When a young Lebanese American flu researcher in Graham's lab, Hadi Yassine, recovered from an illness after a trip to Mecca, Graham thought he might have been infected with MERS. But it turned out to be a cold virus known as HKU1.
It was then that Graham had his insight: The world's most boring coronaviruses may hold critical lessons about the most dangerous ones.
Like other coronaviruses, HKU1 had the dreaded spike - and, with some modifications, it held steadier than the one on the MERS virus. Within a few years, the team - which now included Andrew Ward, an expert, at the Scripps Research Institute, in freezing proteins to hold them still under an electron microscope - had published intricate images of the HKU1 spike. It was the first time scientists had visualized a human coronavirus spike protein in the initial form it took before latching onto cells.
The team set out to use what they had learned about the spike on the common cold virus to steady the proteins on their real adversary, MERS. Making a vaccine depended on it.

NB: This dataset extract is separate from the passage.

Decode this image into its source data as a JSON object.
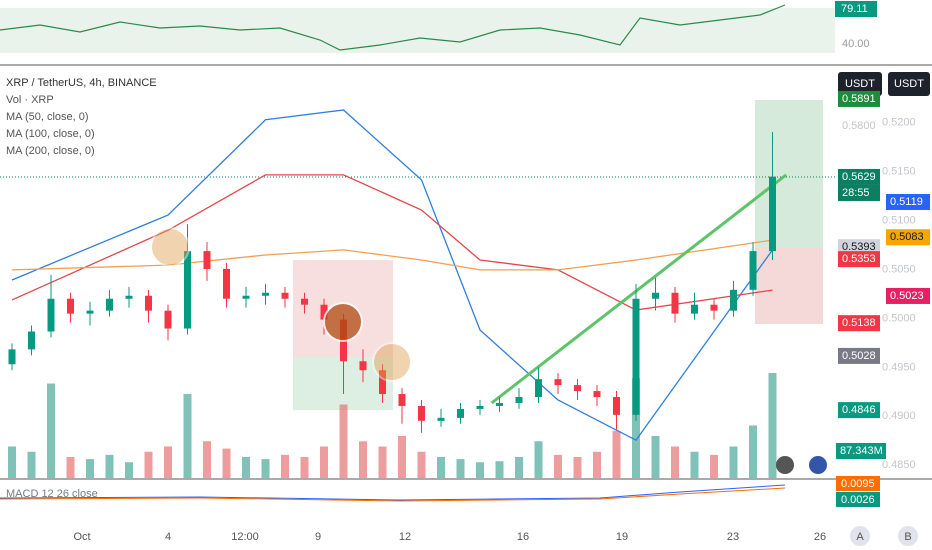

The trouble was, any spikes they made in the lab - by adding genetic instructions to mammalian cells in a flask - were rarely stable and kept changing shape, making them much less effective for use in a vaccine.
The scientists needed to lock the spike in place. Working alongside McLellan on that problem in his Dartmouth lab was Nianshuang Wang, a postdoctoral fellow.

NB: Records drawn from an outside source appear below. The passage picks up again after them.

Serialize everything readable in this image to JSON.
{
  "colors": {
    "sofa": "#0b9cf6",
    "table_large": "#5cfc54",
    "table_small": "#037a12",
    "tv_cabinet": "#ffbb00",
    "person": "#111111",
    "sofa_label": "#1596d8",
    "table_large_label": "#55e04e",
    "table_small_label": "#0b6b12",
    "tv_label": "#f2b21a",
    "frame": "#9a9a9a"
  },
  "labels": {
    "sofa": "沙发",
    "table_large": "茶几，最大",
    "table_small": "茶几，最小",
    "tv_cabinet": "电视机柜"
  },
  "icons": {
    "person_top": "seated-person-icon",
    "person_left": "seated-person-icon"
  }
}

Part of what made the MERS virus's spike proteins so prone to shape-shifting was that they had pockets of empty space. So McLellan and Wang first tried filling them with a molecular glue - "cavity filling," McLellan called it. Next, they tried inserting two molecules that, when close enough, formed a bond, cementing a moving part of the spike to a steadier one. But both of those methods failed.
A third approach produced excellent results. Using their map of HKU1 as a rough guide, they zeroed in on a particularly loose joint of the spike and added two stiff amino acids. Those changes made the entire thing more rigid.
The Culmination of Decades of Discovery
At 5:30 a.m. on Dec. 31, 2019, Graham was working in his home office when he saw a news release from ProMed, a group email list for infectious disease experts around the world. A new pneumonia was spreading in Wuhan, China. At 5:54, he sent an email to his lab group: "We should keep an eye on this."
A week later, he heard that the frightening new disease was caused by a coronavirus. He called his old collaborator McLellan and told him the grim news.
McLellan texted his lab to let them know the news. Several days later, when Chinese researchers posted the virus's genetic sequence online, they got to work.
Using what they had learned working on Yassine's cold virus and MERS, the team zeroed in on the spikes and came up with genetic sequences within days, incorporating the crucial cementing technique that McLellan and Wang had refined.
And on Feb. 15, Graham and McLellan published a paper detailing the spike's structure.
The team's stabilizing technique was crucial to the mRNA vaccines made by BioNTech (which by then had partnered with Pfizer) and Moderna, as well as certain non-mRNA vaccines.
Once Moderna and BioNTech scientists had genetic sequences for the spike, they then synthesized the mRNA molecules in their labs, applying the same chemical tweak that Weissman and Karikó had learned. They wrapped their genetic cargo in protective fatty coats like those first dreamed up by the Canadians. They poured the resulting clear liquid into tiny glass vials and shipped them off for the first human tests.
It was the culmination of decades of fundamental discoveries. To get here, hundreds of researchers had tried, failed, reversed course and made incremental progress in different fields, never knowing for sure that any of their efforts would ever pay off.
By November, the first results were in from the trial of Pfizer-BioNTech's mRNA vaccine. Graham was in his home office Nov. 8 when he got a call about the results of the study: 95% efficacy.